As equipes estiveram em locais conhecidos pela prática dessas atividades, como a Pedreira do Dib, em Mairiporã; o Viaduto Sumaré, na capital; o Parque Caminhos do Mar e o Caminho dos Pilões, em Cubatão; a Pedra do Maluf, em Guarujá; áreas de lazer e o Rio Jacaré Pepira, em Brotas; além da Pedra do Baú, em São Bento do Sapucaí, e pontos turísticos em Campos do Jordão, Atibaia, Botucatu e Ibaté.
Durante a fiscalização, foram avaliados aspectos como o cumprimento das normas de segurança e a situação legal das empresas que oferecem esse tipo de atividade.

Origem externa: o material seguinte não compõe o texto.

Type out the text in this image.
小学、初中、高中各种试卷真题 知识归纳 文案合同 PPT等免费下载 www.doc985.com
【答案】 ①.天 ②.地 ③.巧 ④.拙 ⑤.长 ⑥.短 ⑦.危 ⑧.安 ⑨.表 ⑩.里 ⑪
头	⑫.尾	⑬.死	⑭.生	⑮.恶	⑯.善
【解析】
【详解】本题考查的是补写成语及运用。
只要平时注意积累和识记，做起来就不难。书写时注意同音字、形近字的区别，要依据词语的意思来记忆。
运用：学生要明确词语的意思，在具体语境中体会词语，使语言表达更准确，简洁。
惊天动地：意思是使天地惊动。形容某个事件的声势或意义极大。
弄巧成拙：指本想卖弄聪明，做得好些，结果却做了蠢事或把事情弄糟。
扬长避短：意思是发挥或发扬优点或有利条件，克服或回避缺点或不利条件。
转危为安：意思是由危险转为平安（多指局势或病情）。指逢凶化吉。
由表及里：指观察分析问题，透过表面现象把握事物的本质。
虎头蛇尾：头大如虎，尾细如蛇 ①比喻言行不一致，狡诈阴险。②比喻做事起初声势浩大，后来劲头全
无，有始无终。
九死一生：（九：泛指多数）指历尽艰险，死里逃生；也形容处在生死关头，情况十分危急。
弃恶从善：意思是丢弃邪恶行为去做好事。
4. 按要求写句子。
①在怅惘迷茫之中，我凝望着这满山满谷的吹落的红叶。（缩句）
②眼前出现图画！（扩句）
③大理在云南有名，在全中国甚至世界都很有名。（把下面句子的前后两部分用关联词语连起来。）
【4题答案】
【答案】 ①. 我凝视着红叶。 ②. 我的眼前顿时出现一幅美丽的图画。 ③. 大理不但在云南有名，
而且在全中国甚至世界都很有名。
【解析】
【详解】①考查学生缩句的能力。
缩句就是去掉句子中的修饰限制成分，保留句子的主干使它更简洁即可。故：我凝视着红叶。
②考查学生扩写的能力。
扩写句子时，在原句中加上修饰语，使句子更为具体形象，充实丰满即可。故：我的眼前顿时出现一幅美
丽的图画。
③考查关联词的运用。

A iniciativa integra um conjunto de medidas discutidas em reunião realizada na Secretaria da Segurança Pública (SSP-SP), com participação da Defesa Civil e das secretarias estaduais de Turismo e Esportes, voltadas à prevenção de acidentes em esportes de aventura.
A intensificação das ações ocorre após a repercussão de um acidente fatal registrado em Limeira, no interior paulista, onde uma jovem de 21 anos morreu durante a prática de rope jump após ser lançada de uma altura de cerca de 40 metros sem equipamentos de proteção adequados. O caso segue em investigação e resultou na prisão de seis pessoas.
Atualmente, o rope jump não é regulamentado no Brasil. O governo paulista estuda a criação de uma força-tarefa para reforçar a fiscalização, mapear locais de prática e aumentar o controle sobre empresas que oferecem esse tipo de atividade.